# Curve roasters



## Cloud (Mar 9, 2019)

I'm new with curve roasters which have good opinions overall, they offer 1 filter and 1 espresso roast subscription which suits me. Last time I received from them filter roast, fruity "victor mejia heredia"

Today I received same coffee but branded as espresso roast.

I'm not sure how should I read this, are they just giving random roast espresso or filter brand on package? Or is it same coffee but they change roast, light to dark?
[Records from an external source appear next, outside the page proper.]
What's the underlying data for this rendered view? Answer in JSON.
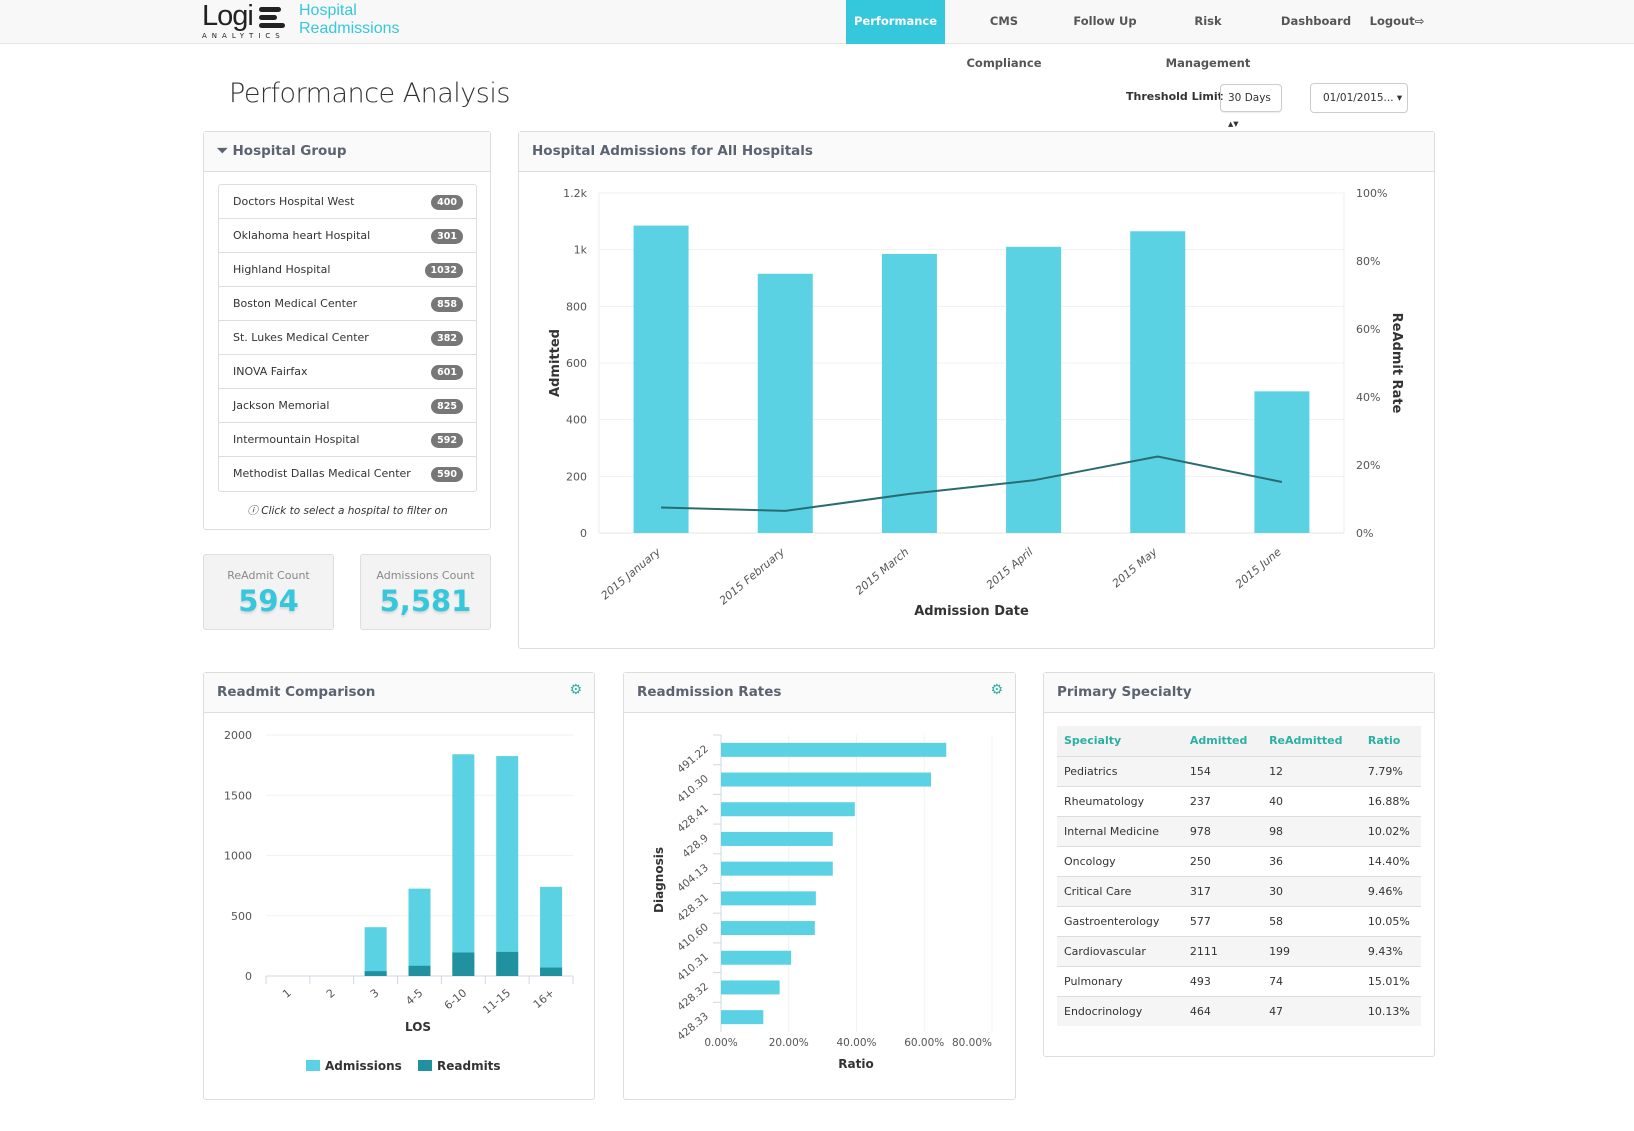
{
  "brand": {
    "logo_text": "Logi",
    "logo_sub": "ANALYTICS",
    "app_title_line1": "Hospital",
    "app_title_line2": "Readmissions",
    "accent": "#35c8dd"
  },
  "nav": [
    {
      "label": "Performance",
      "active": true
    },
    {
      "label": "CMS Compliance"
    },
    {
      "label": "Follow Up"
    },
    {
      "label": "Risk Management"
    },
    {
      "label": "Dashboard"
    },
    {
      "label": "Logout⇨"
    }
  ],
  "page": {
    "title": "Performance Analysis",
    "threshold_label": "Threshold Limit",
    "threshold_value": "30 Days ▴▾",
    "date_value": "01/01/2015... ▾"
  },
  "hospital_group": {
    "title": "Hospital Group",
    "hint": "Click to select a hospital to filter on",
    "items": [
      {
        "name": "Doctors Hospital West",
        "count": "400"
      },
      {
        "name": "Oklahoma heart Hospital",
        "count": "301"
      },
      {
        "name": "Highland Hospital",
        "count": "1032"
      },
      {
        "name": "Boston Medical Center",
        "count": "858"
      },
      {
        "name": "St. Lukes Medical Center",
        "count": "382"
      },
      {
        "name": "INOVA Fairfax",
        "count": "601"
      },
      {
        "name": "Jackson Memorial",
        "count": "825"
      },
      {
        "name": "Intermountain Hospital",
        "count": "592"
      },
      {
        "name": "Methodist Dallas Medical Center",
        "count": "590"
      }
    ]
  },
  "kpis": [
    {
      "label": "ReAdmit Count",
      "value": "594"
    },
    {
      "label": "Admissions Count",
      "value": "5,581"
    }
  ],
  "panels": {
    "admissions": "Hospital Admissions for All Hospitals",
    "readmit_comparison": "Readmit Comparison",
    "readmission_rates": "Readmission Rates",
    "primary_specialty": "Primary Specialty"
  },
  "chart_data": [
    {
      "type": "bar",
      "title": "Hospital Admissions for All Hospitals",
      "categories": [
        "2015 January",
        "2015 February",
        "2015 March",
        "2015 April",
        "2015 May",
        "2015 June"
      ],
      "series": [
        {
          "name": "Admitted",
          "type": "bar",
          "values": [
            1085,
            915,
            985,
            1010,
            1065,
            500
          ],
          "color": "#5bd2e3"
        },
        {
          "name": "ReAdmit Rate",
          "type": "line",
          "axis": "right",
          "values": [
            7.5,
            6.5,
            11.5,
            15.5,
            22.5,
            15
          ],
          "color": "#2a6b72"
        }
      ],
      "xlabel": "Admission Date",
      "ylabel": "Admitted",
      "y2label": "ReAdmit Rate",
      "ylim": [
        0,
        1200
      ],
      "y2lim": [
        0,
        100
      ],
      "yticks": [
        "0",
        "200",
        "400",
        "600",
        "800",
        "1k",
        "1.2k"
      ],
      "y2ticks": [
        "0%",
        "20%",
        "40%",
        "60%",
        "80%",
        "100%"
      ]
    },
    {
      "type": "bar",
      "stacked": true,
      "title": "Readmit Comparison",
      "categories": [
        "1",
        "2",
        "3",
        "4-5",
        "6-10",
        "11-15",
        "16+"
      ],
      "series": [
        {
          "name": "Admissions",
          "values": [
            0,
            0,
            405,
            725,
            1840,
            1825,
            740
          ],
          "color": "#5bd2e3"
        },
        {
          "name": "Readmits",
          "values": [
            0,
            0,
            40,
            85,
            195,
            200,
            70
          ],
          "color": "#2191a0"
        }
      ],
      "xlabel": "LOS",
      "ylim": [
        0,
        2000
      ],
      "yticks": [
        "0",
        "500",
        "1000",
        "1500",
        "2000"
      ],
      "legend": "bottom"
    },
    {
      "type": "bar",
      "orientation": "horizontal",
      "title": "Readmission Rates",
      "categories": [
        "491.22",
        "410.30",
        "428.41",
        "428.9",
        "404.13",
        "428.31",
        "410.60",
        "410.31",
        "428.32",
        "428.33"
      ],
      "values": [
        66.5,
        62,
        39.5,
        33,
        33,
        28,
        27.7,
        20.7,
        17.3,
        12.5
      ],
      "xlabel": "Ratio",
      "ylabel": "Diagnosis",
      "xlim": [
        0,
        80
      ],
      "xticks": [
        "0.00%",
        "20.00%",
        "40.00%",
        "60.00%",
        "80.00%"
      ],
      "color": "#5bd2e3"
    }
  ],
  "specialty_table": {
    "columns": [
      "Specialty",
      "Admitted",
      "ReAdmitted",
      "Ratio"
    ],
    "rows": [
      [
        "Pediatrics",
        "154",
        "12",
        "7.79%"
      ],
      [
        "Rheumatology",
        "237",
        "40",
        "16.88%"
      ],
      [
        "Internal Medicine",
        "978",
        "98",
        "10.02%"
      ],
      [
        "Oncology",
        "250",
        "36",
        "14.40%"
      ],
      [
        "Critical Care",
        "317",
        "30",
        "9.46%"
      ],
      [
        "Gastroenterology",
        "577",
        "58",
        "10.05%"
      ],
      [
        "Cardiovascular",
        "2111",
        "199",
        "9.43%"
      ],
      [
        "Pulmonary",
        "493",
        "74",
        "15.01%"
      ],
      [
        "Endocrinology",
        "464",
        "47",
        "10.13%"
      ]
    ]
  }
}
Anyone please?


----------



## BlackCatCoffee (Apr 11, 2017)

Some roasters will offer their coffee in two different profiles one for filter one for espresso with espresso generally being a touch darker.

I have a mixed 2 bag subscription from Tim Wendlboe and a few times I had the same coffee in different profile.

David


----------



## Mrboots2u (May 10, 2013)

Perhaps cask the Roastery directly, looking at their website , they have that coffee as a filter and espresso roast currently , so its not random .

As above some roasters do offer filter and espresso profiles for the same coffee , when done well it is not simply a case of roasting a it darker.

As an aside there are not that many roadsters i trust to omni roast well, I predominantly drink espresso based milk drinks so , i look for a roadsters that will indicate its useable as espresso or a decent blend . It does but does my choices considerably nowadays .

Lastyl I also enjoy the stuff curve do .


----------